Provide effective counseling to members of single-parent families
With more than half of all first marriages ending in divorce, it’s time to re-think the notion that divorce means failure. Therapy with Single Parents focuses on the strengths of the single-parent family rather than its weaknesses, stressing the need to look at the socially constructed norms, values, and definitions associated with marriage and family in order to provide effective counseling. This unique book examines experiences that are common to single parents and presents interventive strategies for treating single-parent family issues, drawing on clinical case studies to provide technical knowledge in everyday language.
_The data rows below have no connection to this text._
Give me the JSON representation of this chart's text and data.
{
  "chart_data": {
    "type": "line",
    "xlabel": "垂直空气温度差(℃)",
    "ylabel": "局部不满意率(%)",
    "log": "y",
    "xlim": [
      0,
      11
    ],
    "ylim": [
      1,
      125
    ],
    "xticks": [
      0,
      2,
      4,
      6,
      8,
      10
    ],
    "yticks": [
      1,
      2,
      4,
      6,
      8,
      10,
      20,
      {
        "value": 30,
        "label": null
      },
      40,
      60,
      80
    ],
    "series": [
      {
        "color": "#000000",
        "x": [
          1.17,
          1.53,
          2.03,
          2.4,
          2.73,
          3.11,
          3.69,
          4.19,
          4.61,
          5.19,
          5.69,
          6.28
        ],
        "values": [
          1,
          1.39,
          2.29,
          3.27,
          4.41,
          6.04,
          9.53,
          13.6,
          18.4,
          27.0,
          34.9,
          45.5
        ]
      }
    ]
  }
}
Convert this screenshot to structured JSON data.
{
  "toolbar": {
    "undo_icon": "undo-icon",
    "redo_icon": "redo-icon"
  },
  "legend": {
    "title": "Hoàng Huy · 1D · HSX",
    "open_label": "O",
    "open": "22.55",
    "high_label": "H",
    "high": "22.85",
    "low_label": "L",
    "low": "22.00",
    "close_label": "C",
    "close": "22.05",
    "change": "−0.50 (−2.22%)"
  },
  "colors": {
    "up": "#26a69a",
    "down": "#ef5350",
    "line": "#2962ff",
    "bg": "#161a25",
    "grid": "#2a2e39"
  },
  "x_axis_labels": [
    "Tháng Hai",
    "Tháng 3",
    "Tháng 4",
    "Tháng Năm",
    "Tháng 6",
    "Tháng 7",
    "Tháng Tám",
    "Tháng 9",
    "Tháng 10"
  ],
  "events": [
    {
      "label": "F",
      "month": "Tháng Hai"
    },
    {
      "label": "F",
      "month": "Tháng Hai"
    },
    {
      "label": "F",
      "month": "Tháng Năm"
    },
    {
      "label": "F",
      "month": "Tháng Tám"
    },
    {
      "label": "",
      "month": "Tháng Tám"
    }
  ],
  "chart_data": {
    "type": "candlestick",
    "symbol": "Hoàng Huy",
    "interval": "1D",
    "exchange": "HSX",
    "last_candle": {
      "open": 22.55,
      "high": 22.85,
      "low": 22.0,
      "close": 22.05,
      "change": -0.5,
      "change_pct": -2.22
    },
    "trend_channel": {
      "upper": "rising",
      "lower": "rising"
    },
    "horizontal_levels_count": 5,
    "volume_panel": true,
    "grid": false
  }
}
Current research shows that single parents account for 27 percent of family households that include children under 18 and that the number of single mothers in the United States more than tripled between 1970 and 2000. Therapy with Single Parents challenges outdated notions that the single-parent family is somehow deficient and associated with adjustment problems in children. It doesn’t ignore the anger, pain, sadness, and guilt experienced by many members of single parent families but offers therapeutic considerations from a more balanced approach. The book examines the social, psychological, and sexual experiences of newly single parents and addresses the ups and downs they’ll face in dealing with schools, the workplace, and social services.
Therapy with Single Parents examines:
- social and psychological differences between divorce and widowhood
- cognitive-behavioral principles of single-parent families
- what children can learn from divorce
- dealing with the ghosts of past relationships
- relationship rules
- dealing with adult children and extended families
- the effect of change in divorcing families
- the feminization of poverty
- the therapeutic value of social networks
Therapy with Single Parents is an invaluable resource for psychologists, professional counselors, social workers, and marriage and family therapists. The book presents a thorough, in-depth examination of the single-parent family system as a viable, healthy family form.